Report Synopsis

A Blueprint for Starting a Successful Beef Producer Group

John Joyce

A Blueprint for Starting a Successful Beef Producer Group

The beef sector in Ireland is an important part of the agriculture sector (27% of gross agricultural output, over 100,000 farmers and 10,000 jobs) and over 90 % of its output is exported. The structure at producer level is heterogeneous, fragmented and producing low or negative incomes for farmers who rely heavily on CAP payments to survive.

The Irish meat processing industry is privately owned, and is concentrated, with three companies having 60% share of cattle slaughtering. Relationships between producers and the processors are strained. This contrasts with the dairy industry which is expanding, profitable for producers, progressive and co-ops control the majority of processing, thereby giving the dairy producers direct access to market information.

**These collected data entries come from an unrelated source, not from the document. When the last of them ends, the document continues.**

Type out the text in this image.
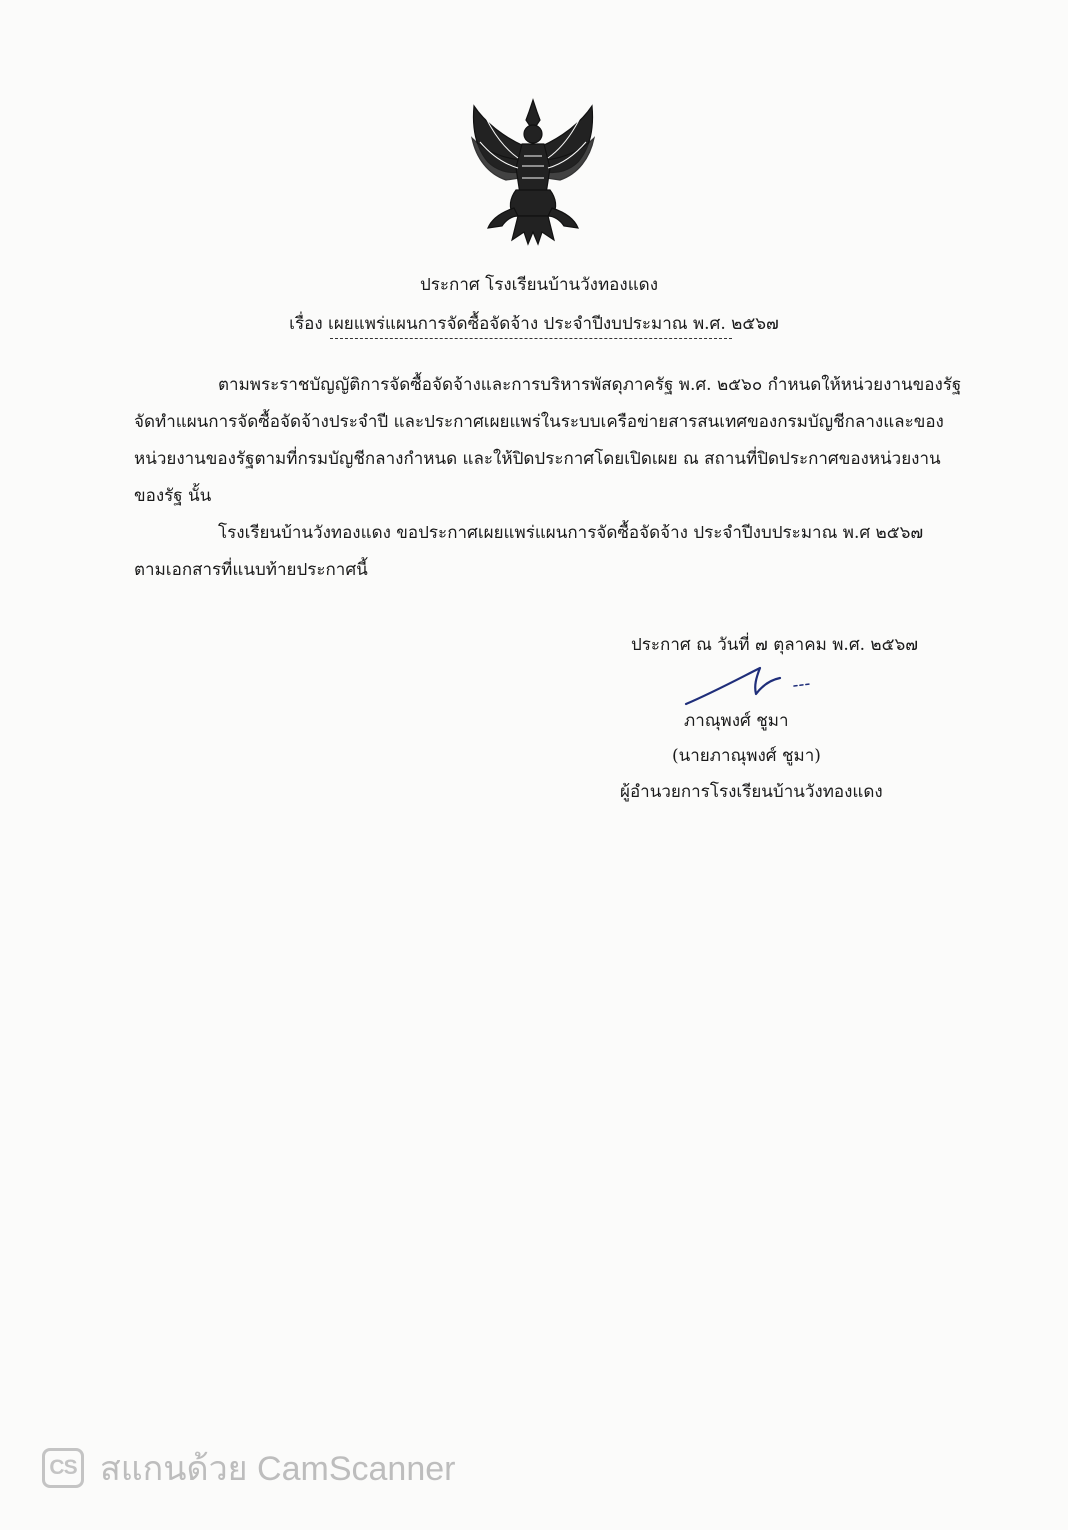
ประกาศ โรงเรียนบ้านวังทองแดง
เรื่อง เผยแพร่แผนการจัดซื้อจัดจ้าง ประจำปีงบประมาณ พ.ศ. ๒๕๖๗
ตามพระราชบัญญัติการจัดซื้อจัดจ้างและการบริหารพัสดุภาครัฐ พ.ศ. ๒๕๖๐ กำหนดให้หน่วยงานของรัฐ
จัดทำแผนการจัดซื้อจัดจ้างประจำปี และประกาศเผยแพร่ในระบบเครือข่ายสารสนเทศของกรมบัญชีกลางและของ
หน่วยงานของรัฐตามที่กรมบัญชีกลางกำหนด และให้ปิดประกาศโดยเปิดเผย ณ สถานที่ปิดประกาศของหน่วยงาน
ของรัฐ นั้น
โรงเรียนบ้านวังทองแดง ขอประกาศเผยแพร่แผนการจัดซื้อจัดจ้าง ประจำปีงบประมาณ พ.ศ ๒๕๖๗
ตามเอกสารที่แนบท้ายประกาศนี้
ประกาศ ณ วันที่ ๗ ตุลาคม พ.ศ. ๒๕๖๗
ภาณุพงศ์ ชูมา
(นายภาณุพงศ์ ชูมา)
ผู้อำนวยการโรงเรียนบ้านวังทองแดง
CS สแกนด้วย CamScanner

Producer Groups (PGs) or Producer Organisations (POs) have been set up in many agriculture sectors and across many countries, to enable groups of producers to combine their efforts to improve their returns from the market. Some of these focus on supplying from a particular geographical area, specific breed or variety, or use a specific production method. The groups organise their production in order to meet the market capacity and avoid a glut.

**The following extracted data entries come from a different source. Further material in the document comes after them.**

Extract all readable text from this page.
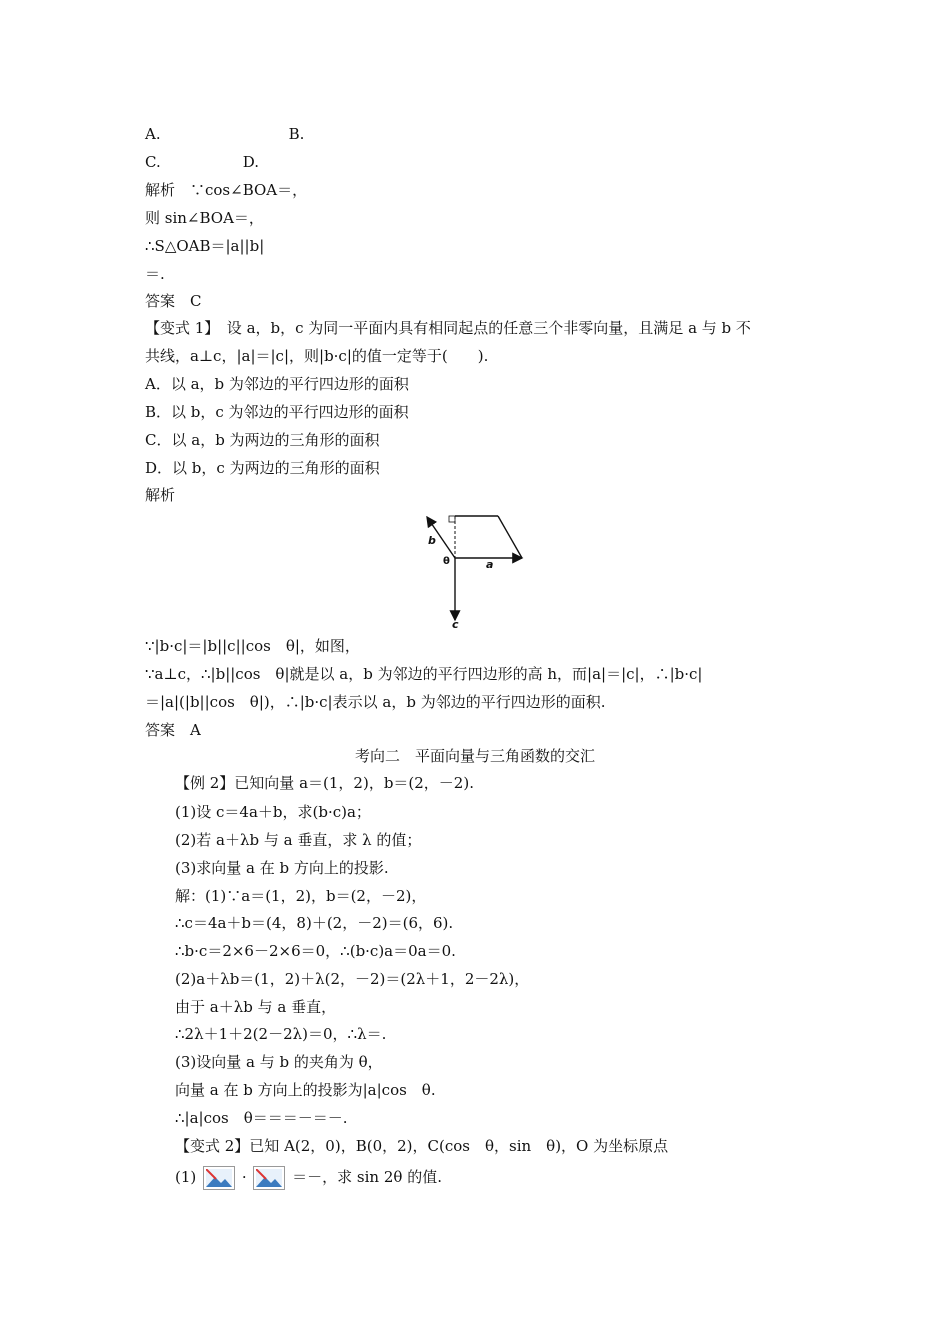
A.	B.
C.	D.
解析　∵cos∠BOA＝，
则 sin∠BOA＝，
∴S△OAB＝|a||b|
＝.
答案　C
【变式 1】　设 a，b，c 为同一平面内具有相同起点的任意三个非零向量，且满足 a 与 b 不
共线，a⊥c，|a|＝|c|，则|b·c|的值一定等于(　　).
A．以 a，b 为邻边的平行四边形的面积
B．以 b，c 为邻边的平行四边形的面积
C．以 a，b 为两边的三角形的面积
D．以 b，c 为两边的三角形的面积
解析
b
θ	a
c
∵|b·c|＝|b||c||cos　θ|，如图，
∵a⊥c，∴|b||cos　θ|就是以 a，b 为邻边的平行四边形的高 h，而|a|＝|c|，∴|b·c|
＝|a|(|b||cos　θ|)，∴|b·c|表示以 a，b 为邻边的平行四边形的面积.
答案　A
考向二　平面向量与三角函数的交汇
【例 2】已知向量 a＝(1，2)，b＝(2，－2).
(1)设 c＝4a＋b，求(b·c)a；
(2)若 a＋λb 与 a 垂直，求 λ 的值；
(3)求向量 a 在 b 方向上的投影.
解：(1)∵a＝(1，2)，b＝(2，－2)，
∴c＝4a＋b＝(4，8)＋(2，－2)＝(6，6).
∴b·c＝2×6－2×6＝0，∴(b·c)a＝0a＝0.
(2)a＋λb＝(1，2)＋λ(2，－2)＝(2λ＋1，2－2λ)，
由于 a＋λb 与 a 垂直，
∴2λ＋1＋2(2－2λ)＝0，∴λ＝.
(3)设向量 a 与 b 的夹角为 θ，
向量 a 在 b 方向上的投影为|a|cos　θ.
∴|a|cos　θ＝＝＝－＝－.
【变式 2】已知 A(2，0)，B(0，2)，C(cos　θ，sin　θ)，O 为坐标原点
(1)	·	＝－，求 sin 2θ 的值.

There is EU legislation, since 2013, allowing groups of producers to organise themselves as POs, in a way that does not breach Competition Law. This legislation is supported by national legislation setting out the details of how this operates at member state level. There is also grant aid to encourage and support the formation of POs.

There are 3,434 recognised POs in the EU, of which 210 were in the beef and veal sector.

The study looked at a number of case studies of producer groups in the beef and sheep sectors in Ireland and four other countries, and found successful groups of farmers who combined their efforts to develop niches in the market and combine with other parts of the value chain for mutual benefit.

These groups organised themselves in a legal structure, usually as a co-op or similar structure, and had a clear governance structure which guided their operation.

The author believes that there is a good future from the formation of producer groups by farmers who are willing to work together, with a shared view of what they can commit to a processor as a group (e.g. specific breed, region, production method, and supply pattern or quality specification).

There is a need for a supporting body to provide advice and guidance to existing and prospective groups, so that they understand how to form and operate a successful group. The start-up grant for a PO should be increased from €3,000 to €10,000 to encourage their formation, and ensure that they have the expertise and technology to ensure their viability. 

The co-operative livestock marts have facilities and professional management, and are a resource which could support PGs and POs in their efforts to add value and improve producers’ viability.